My biggest problem is that everyone wants to tell me verbally their problems/needs but don't e-mail me about it as well. Therefore we both have no record of what was said and one or both of us will often forget or remember incorrectly.

Overall it is frustrating but I've seen it getting better with some training. And since management does send important e-mail, forcing users to check for them, those users who fear computers are spending more time on them and therefore getting a bit more comfortable.

And as I said, I'm in a smaller environment, so I can see where a larger company would have a bigger problem with e-mail.

 
I work in an office where practically everyone has e-mail and it is the communication media of choice. It works well most of the time and provides a paper trail for tracking purposes.
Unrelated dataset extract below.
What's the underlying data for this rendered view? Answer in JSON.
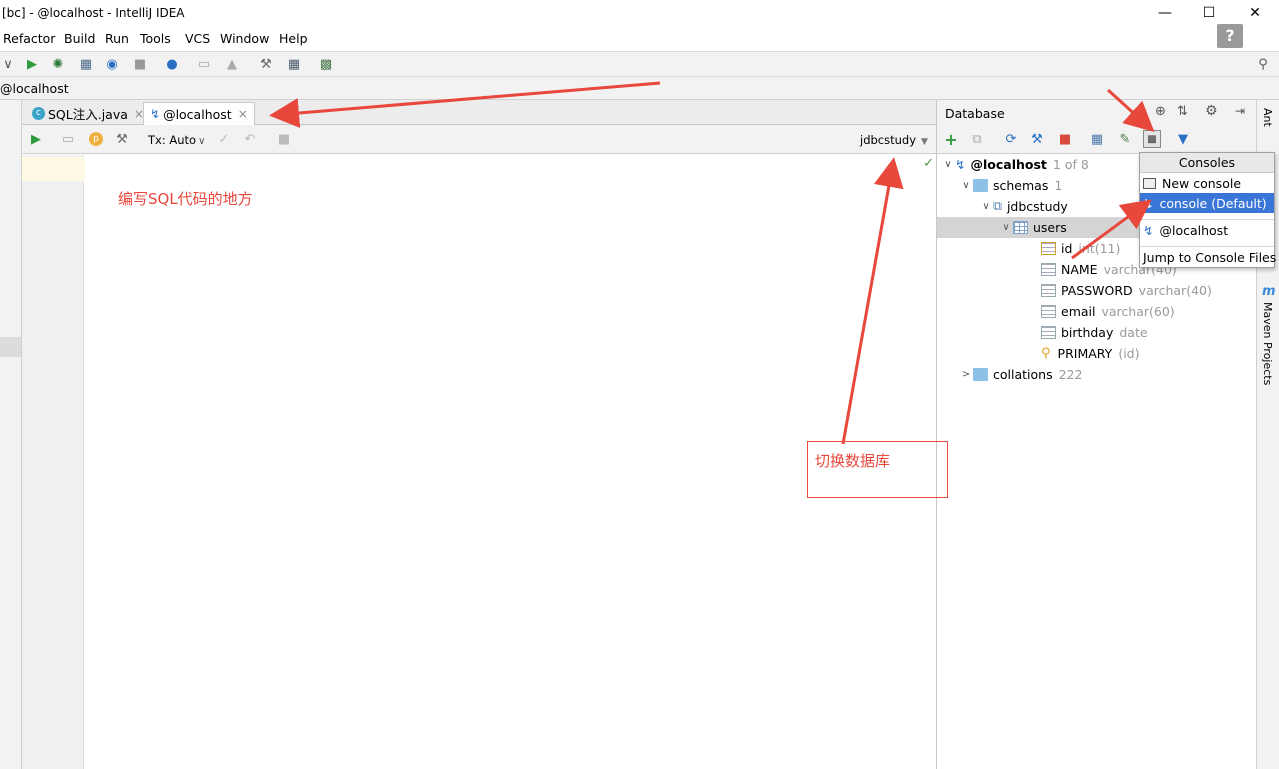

What bugs me most is the people who type an e-mail and don't re-read it before they send it. It's very hard to convey the right emotional message in an e-mail rather than face-to-face. You can't see facial or body expressions. People can often times come accross much more (or less) forceful than they intended. Or, an e-mail can sound very rude and harsh when that wasn't the intent at all.

As a good rule of thumb, all e-mails should be read by the sender before pressing the SEND button when it's then too late to do anything about it!
 
I'd agree with kmcginn's sentiments, and add one of my own.

CHECK YOUR FLAMING SPELLING!

Nothing gets my goat more than emails written by intelligent people with stupidly misspelled words.

feel better now..

Cheers,
Dave

Probably the only Test Analyst on Tek-Tips...therefore whatever it was that went wrong, I'm to blame...

animadverto vos in Abyssus!

Take a look at Forum1393 & sign up if you'd like
 
langleymass said:
Many e-mail clients have spellcheckers

...and the ones who spell badly are, most likely, the ones who switch it off.

I got an email this morning, from the Engineer down the corridor asking me to phone him. I walked the 10 yards to his office instead.

He said "I was going to come and see you but thought I'd check that you were there first"

10 yards!!! Doh!

 
Back in 1998, I worked for a psycho supervisor, Nicole. I got a call, and the person actually needed to speak to Debra. Debra's cube was about 15 feet away. I said to the caller: "Let me check to see if Debra's here." I walked over to see if Debra was there. She was, and I told her I would be transferring a call to her.

After I transferred the call, Psycho Nicole called me and told me that I should have called Debra instead of walking over her to her cube.